Once you've finished your cruise and downed your tea, head to Toyama City Hall's Observation Tower, located in the largish building just across the river. Perhaps my favorite tour spot in the heart of the city, the observation tower is free, well-located, and it commands a great view of this urban metropolis, as well as the Tateyama Mountain Range and Toyama Bay. Don't be put off by the complete lack of English direction, getting up to the top of the tower isn't too difficult if you know what you're looking for. Enter city hall and find the main atrium, then locate the bank of elevators. Only one goes to the top. Look for the 台 character on the floor markers.

Alright, I lied, it is needlessly difficult—maybe Toyama City will improve their signage at some point.
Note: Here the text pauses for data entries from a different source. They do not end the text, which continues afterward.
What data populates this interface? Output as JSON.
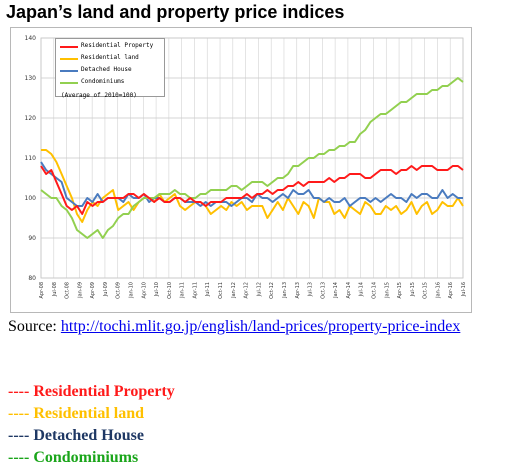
{
  "title": "Japan’s land and property price indices",
  "source": {
    "label": "Source:",
    "url_text": "http://tochi.mlit.go.jp/english/land-prices/property-price-index"
  },
  "key": [
    {
      "dashes": "----",
      "label": "Residential Property",
      "color": "#ff1a1a"
    },
    {
      "dashes": "----",
      "label": "Residential land",
      "color": "#ffc000"
    },
    {
      "dashes": "----",
      "label": "Detached House",
      "color": "#1f3864"
    },
    {
      "dashes": "----",
      "label": "Condominiums",
      "color": "#1aa51a"
    }
  ],
  "chart_data": {
    "type": "line",
    "ylim": [
      80,
      140
    ],
    "yticks": [
      80,
      90,
      100,
      110,
      120,
      130,
      140
    ],
    "grid": true,
    "legend_position": "top-left",
    "legend_note": "(Average of 2010=100)",
    "x_tick_labels": [
      "Apr-08",
      "Jul-08",
      "Oct-08",
      "Jan-09",
      "Apr-09",
      "Jul-09",
      "Oct-09",
      "Jan-10",
      "Apr-10",
      "Jul-10",
      "Oct-10",
      "Jan-11",
      "Apr-11",
      "Jul-11",
      "Oct-11",
      "Jan-12",
      "Apr-12",
      "Jul-12",
      "Oct-12",
      "Jan-13",
      "Apr-13",
      "Jul-13",
      "Oct-13",
      "Jan-14",
      "Apr-14",
      "Jul-14",
      "Oct-14",
      "Jan-15",
      "Apr-15",
      "Jul-15",
      "Oct-15",
      "Jan-16",
      "Apr-16",
      "Jul-16"
    ],
    "series": [
      {
        "name": "Residential Property",
        "color": "#ff1a1a",
        "values": [
          108,
          106,
          107,
          104,
          101,
          98,
          97,
          98,
          96,
          99,
          98,
          99,
          99,
          100,
          100,
          100,
          100,
          101,
          101,
          100,
          101,
          100,
          99,
          100,
          99,
          99,
          100,
          100,
          99,
          100,
          99,
          99,
          98,
          99,
          99,
          99,
          100,
          100,
          100,
          100,
          101,
          100,
          101,
          101,
          102,
          101,
          102,
          102,
          103,
          103,
          104,
          103,
          104,
          104,
          104,
          104,
          105,
          104,
          105,
          105,
          106,
          106,
          106,
          105,
          105,
          106,
          107,
          107,
          107,
          106,
          107,
          107,
          108,
          107,
          108,
          108,
          108,
          107,
          107,
          107,
          108,
          108,
          107
        ]
      },
      {
        "name": "Residential land",
        "color": "#ffc000",
        "values": [
          112,
          112,
          111,
          109,
          106,
          103,
          100,
          96,
          94,
          97,
          99,
          98,
          100,
          101,
          102,
          97,
          98,
          99,
          97,
          99,
          100,
          100,
          99,
          101,
          99,
          100,
          101,
          98,
          97,
          98,
          99,
          99,
          98,
          96,
          97,
          98,
          97,
          99,
          98,
          99,
          97,
          98,
          98,
          98,
          95,
          97,
          99,
          97,
          100,
          98,
          96,
          99,
          98,
          95,
          100,
          99,
          99,
          96,
          97,
          95,
          98,
          97,
          96,
          99,
          98,
          96,
          96,
          98,
          97,
          98,
          96,
          97,
          99,
          96,
          98,
          99,
          96,
          97,
          99,
          98,
          98,
          100,
          98
        ]
      },
      {
        "name": "Detached House",
        "color": "#4a7bbf",
        "values": [
          109,
          107,
          106,
          105,
          104,
          100,
          99,
          98,
          98,
          100,
          99,
          101,
          99,
          100,
          100,
          100,
          99,
          101,
          100,
          100,
          101,
          99,
          100,
          100,
          99,
          99,
          100,
          100,
          99,
          99,
          99,
          98,
          99,
          98,
          99,
          99,
          99,
          98,
          99,
          100,
          100,
          99,
          101,
          100,
          100,
          99,
          100,
          101,
          100,
          102,
          101,
          101,
          102,
          100,
          100,
          99,
          100,
          99,
          99,
          100,
          98,
          99,
          100,
          100,
          99,
          100,
          99,
          100,
          101,
          100,
          100,
          99,
          101,
          100,
          101,
          101,
          100,
          100,
          102,
          100,
          101,
          100,
          100
        ]
      },
      {
        "name": "Condominiums",
        "color": "#92d050",
        "values": [
          102,
          101,
          100,
          100,
          98,
          97,
          95,
          92,
          91,
          90,
          91,
          92,
          90,
          92,
          93,
          95,
          96,
          96,
          98,
          99,
          100,
          100,
          100,
          101,
          101,
          101,
          102,
          101,
          101,
          100,
          100,
          101,
          101,
          102,
          102,
          102,
          102,
          103,
          103,
          102,
          103,
          104,
          104,
          104,
          103,
          104,
          105,
          105,
          106,
          108,
          108,
          109,
          110,
          110,
          111,
          111,
          112,
          112,
          113,
          113,
          114,
          114,
          116,
          117,
          119,
          120,
          121,
          121,
          122,
          123,
          124,
          124,
          125,
          126,
          126,
          126,
          127,
          127,
          128,
          128,
          129,
          130,
          129
        ]
      }
    ]
  }
}
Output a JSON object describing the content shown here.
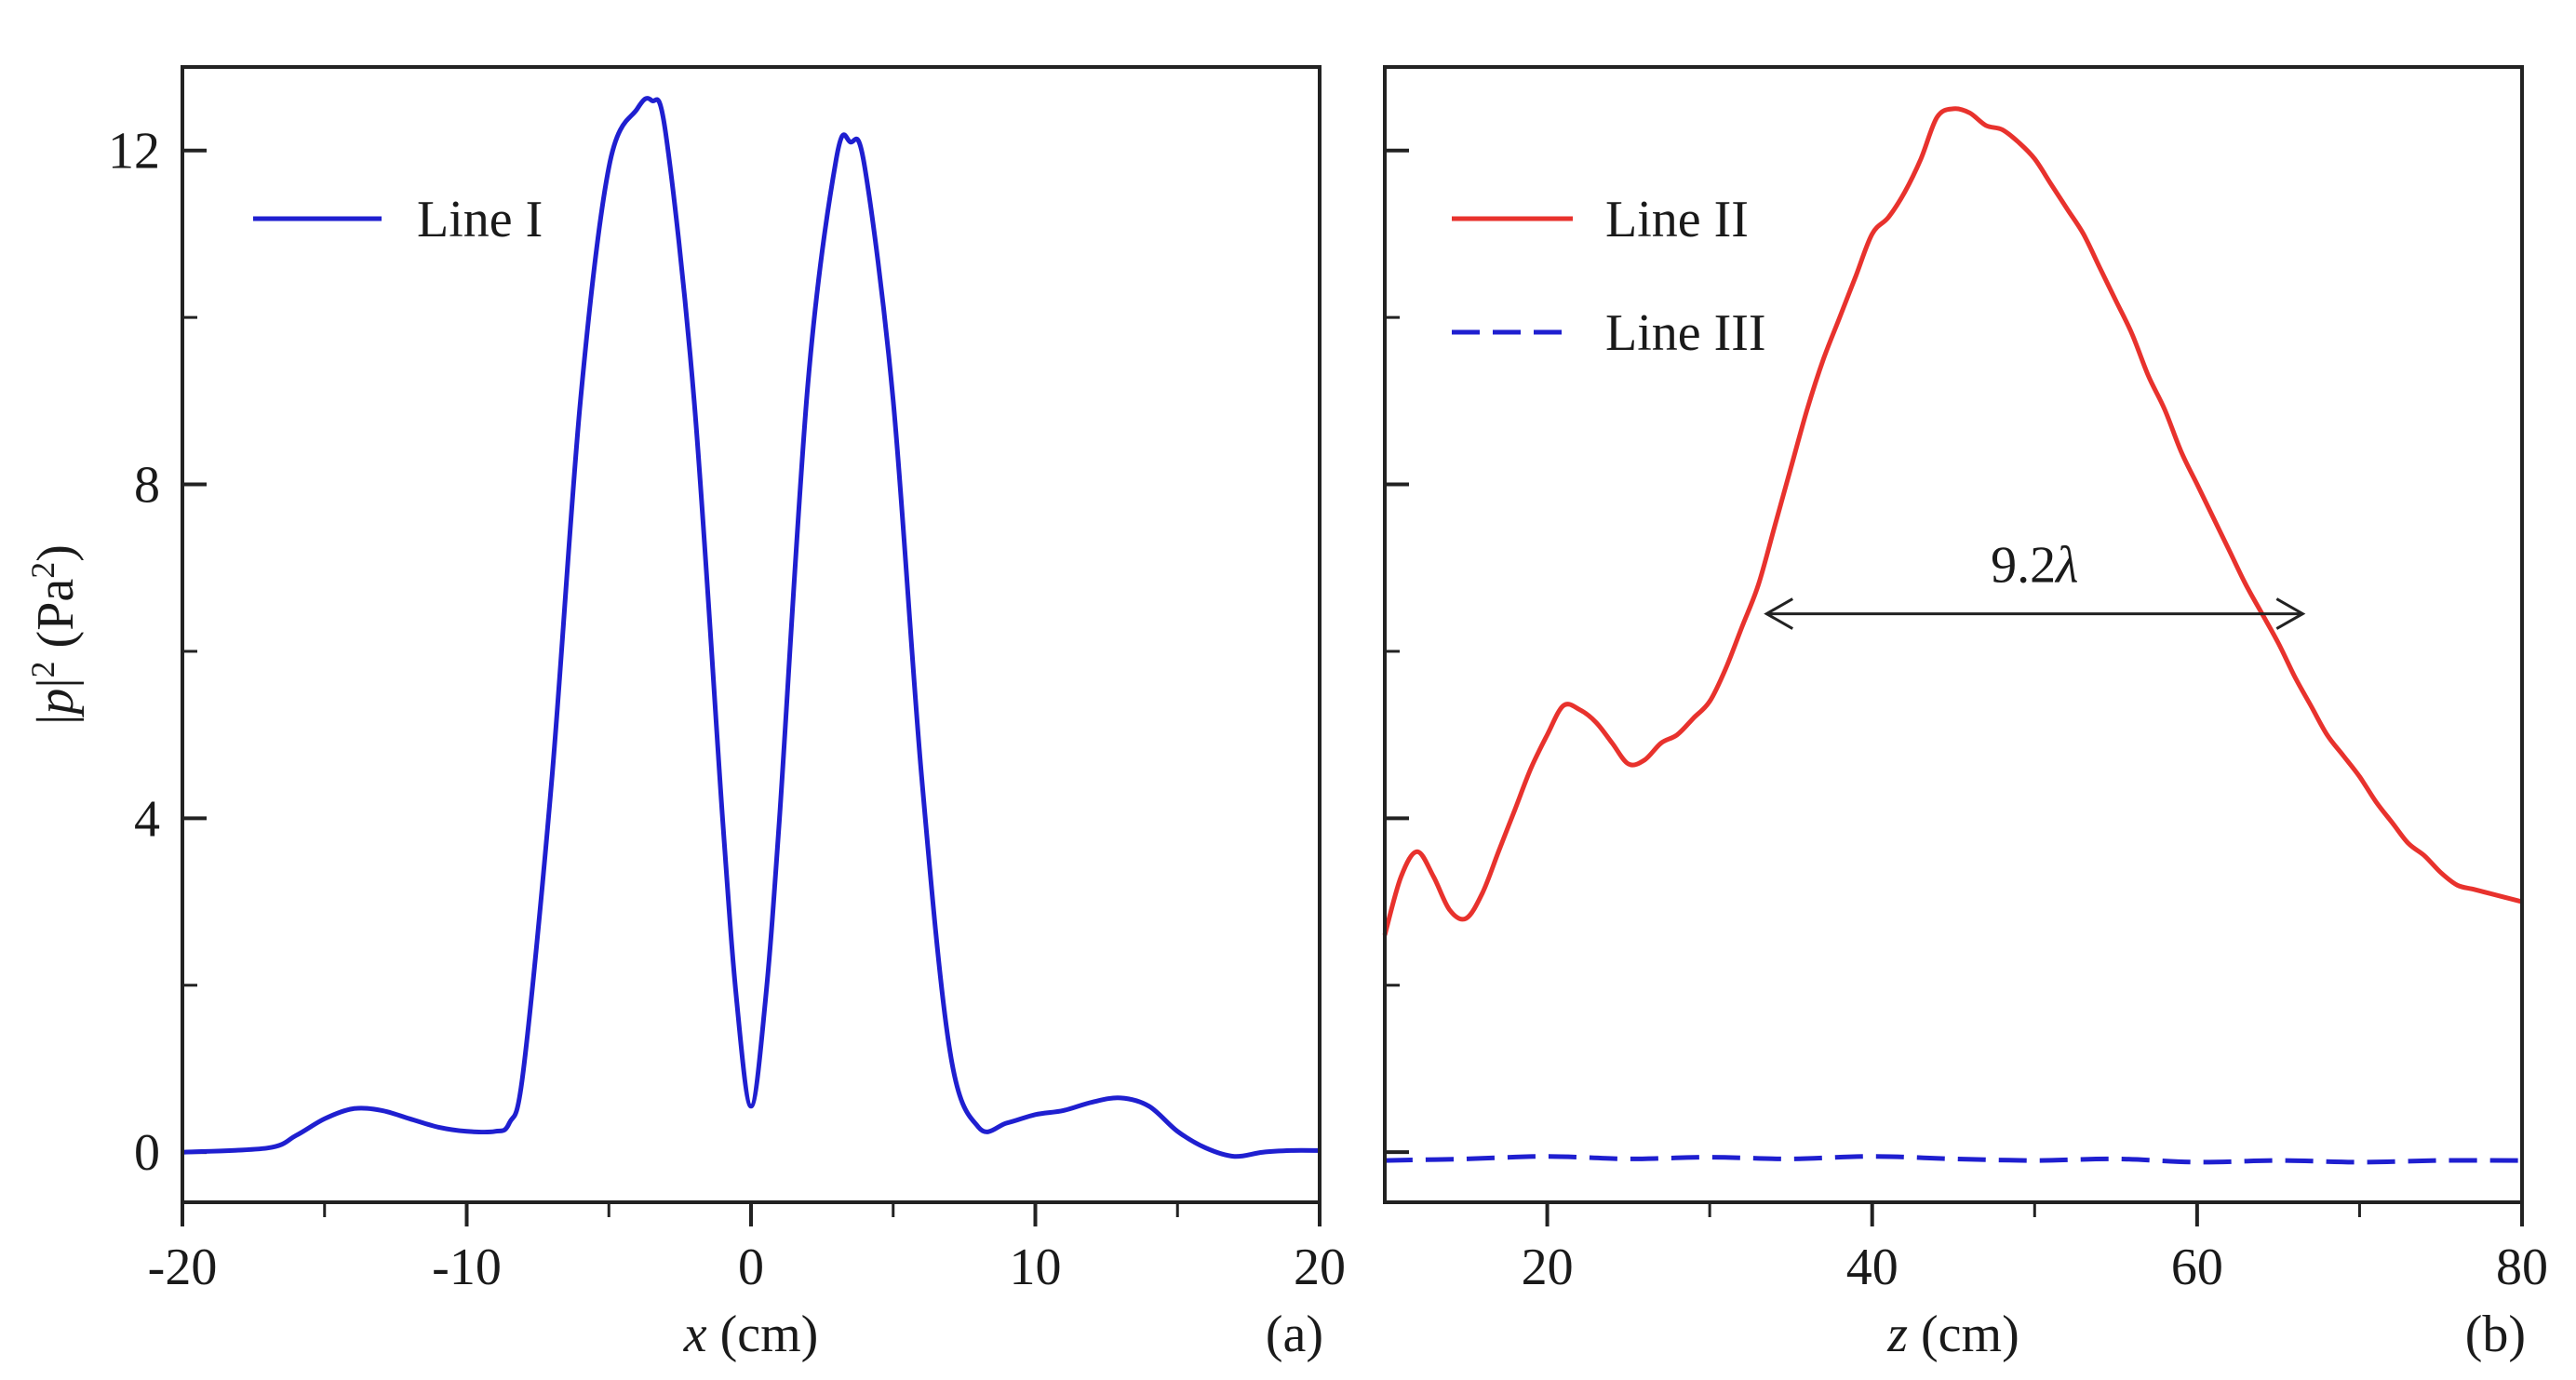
{
  "chart_data": [
    {
      "type": "line",
      "panel_label": "(a)",
      "xlabel_var": "x",
      "xlabel_unit": " (cm)",
      "ylabel_var": "p",
      "ylabel_unit": "(Pa",
      "ylabel_exp": "2",
      "xlim": [
        -20,
        20
      ],
      "ylim": [
        -0.6,
        13
      ],
      "xticks": [
        -20,
        -10,
        0,
        10,
        20
      ],
      "xtick_labels": [
        "-20",
        "-10",
        "0",
        "10",
        "20"
      ],
      "xminor": [
        -15,
        -5,
        5,
        15
      ],
      "yticks": [
        0,
        4,
        8,
        12
      ],
      "ytick_labels": [
        "0",
        "4",
        "8",
        "12"
      ],
      "yminor": [
        2,
        6,
        10
      ],
      "legend_position": "top-left",
      "series": [
        {
          "name": "Line I",
          "color": "#1f1fd0",
          "style": "solid",
          "x": [
            -20,
            -17,
            -16,
            -15,
            -14,
            -13,
            -12,
            -11,
            -10,
            -9,
            -8.5,
            -8,
            -7,
            -6,
            -5,
            -4,
            -3.5,
            -3,
            -2,
            -1,
            -0.5,
            0,
            0.5,
            1,
            2,
            3,
            3.5,
            4,
            5,
            6,
            7,
            8,
            9,
            10,
            11,
            12,
            13,
            14,
            15,
            16,
            17,
            18,
            19,
            20
          ],
          "y": [
            0.0,
            0.05,
            0.2,
            0.4,
            0.52,
            0.5,
            0.4,
            0.3,
            0.25,
            0.25,
            0.35,
            1.0,
            4.5,
            9.0,
            11.8,
            12.5,
            12.6,
            12.2,
            9.0,
            4.0,
            1.8,
            0.55,
            1.8,
            4.0,
            9.2,
            11.9,
            12.1,
            11.8,
            9.0,
            4.5,
            1.2,
            0.3,
            0.35,
            0.45,
            0.5,
            0.6,
            0.65,
            0.55,
            0.25,
            0.05,
            -0.05,
            0.0,
            0.02,
            0.02
          ]
        }
      ]
    },
    {
      "type": "line",
      "panel_label": "(b)",
      "xlabel_var": "z",
      "xlabel_unit": " (cm)",
      "xlim": [
        10,
        80
      ],
      "ylim": [
        -0.6,
        13
      ],
      "xticks": [
        20,
        40,
        60,
        80
      ],
      "xtick_labels": [
        "20",
        "40",
        "60",
        "80"
      ],
      "xminor": [
        30,
        50,
        70
      ],
      "yticks": [
        0,
        4,
        8,
        12
      ],
      "yminor": [
        2,
        6,
        10
      ],
      "legend_position": "top-left",
      "annotation": {
        "text_num": "9.2",
        "text_sym": "λ",
        "x1": 33.5,
        "x2": 66.5,
        "y": 6.45
      },
      "series": [
        {
          "name": "Line II",
          "color": "#e8322d",
          "style": "solid",
          "x": [
            10,
            11,
            12,
            13,
            14,
            15,
            16,
            17,
            18,
            19,
            20,
            21,
            22,
            23,
            24,
            25,
            26,
            27,
            28,
            29,
            30,
            31,
            32,
            33,
            34,
            35,
            36,
            37,
            38,
            39,
            40,
            41,
            42,
            43,
            44,
            45,
            46,
            47,
            48,
            49,
            50,
            51,
            52,
            53,
            54,
            55,
            56,
            57,
            58,
            59,
            60,
            61,
            62,
            63,
            64,
            65,
            66,
            67,
            68,
            69,
            70,
            71,
            72,
            73,
            74,
            75,
            76,
            77,
            78,
            79,
            80
          ],
          "y": [
            2.6,
            3.3,
            3.6,
            3.3,
            2.9,
            2.8,
            3.1,
            3.6,
            4.1,
            4.6,
            5.0,
            5.35,
            5.3,
            5.15,
            4.9,
            4.65,
            4.7,
            4.9,
            5.0,
            5.2,
            5.4,
            5.8,
            6.3,
            6.8,
            7.5,
            8.2,
            8.9,
            9.5,
            10.0,
            10.5,
            11.0,
            11.2,
            11.5,
            11.9,
            12.4,
            12.5,
            12.45,
            12.3,
            12.25,
            12.1,
            11.9,
            11.6,
            11.3,
            11.0,
            10.6,
            10.2,
            9.8,
            9.3,
            8.9,
            8.4,
            8.0,
            7.6,
            7.2,
            6.8,
            6.45,
            6.1,
            5.7,
            5.35,
            5.0,
            4.75,
            4.5,
            4.2,
            3.95,
            3.7,
            3.55,
            3.35,
            3.2,
            3.15,
            3.1,
            3.05,
            3.0
          ]
        },
        {
          "name": "Line III",
          "color": "#1f1fd0",
          "style": "dashed",
          "x": [
            10,
            15,
            20,
            25,
            30,
            35,
            40,
            45,
            50,
            55,
            60,
            65,
            70,
            75,
            80
          ],
          "y": [
            -0.1,
            -0.08,
            -0.05,
            -0.08,
            -0.06,
            -0.08,
            -0.05,
            -0.08,
            -0.1,
            -0.08,
            -0.12,
            -0.1,
            -0.12,
            -0.1,
            -0.1
          ]
        }
      ]
    }
  ]
}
Still, it's worth the effort and you can always ask/complain to the ever-helpful staff about how you might get to the observation tower (展望塔, tenbōtō). Embrace the adventure that is Japan, folks. Open everyday except for the New Years holidays, 9AM-9PM in the summer and 9AM-6PM in the winter; opens at 10AM on the weekends and holidays.

A brief English (and Chinese and Korean and et cetera) spoken explanation is available (when not broken), just crank the dial on the telescope stand to the right until it starts playing.



With the 360° view of the bay, mountains, city, and countryside taken in, we're done with our mini-tour of Toyama's city central. To return to Toyama Station, walk back to the north for 10 minutes, or head east along the river to the Sakurabashi stop and catch a streetcar.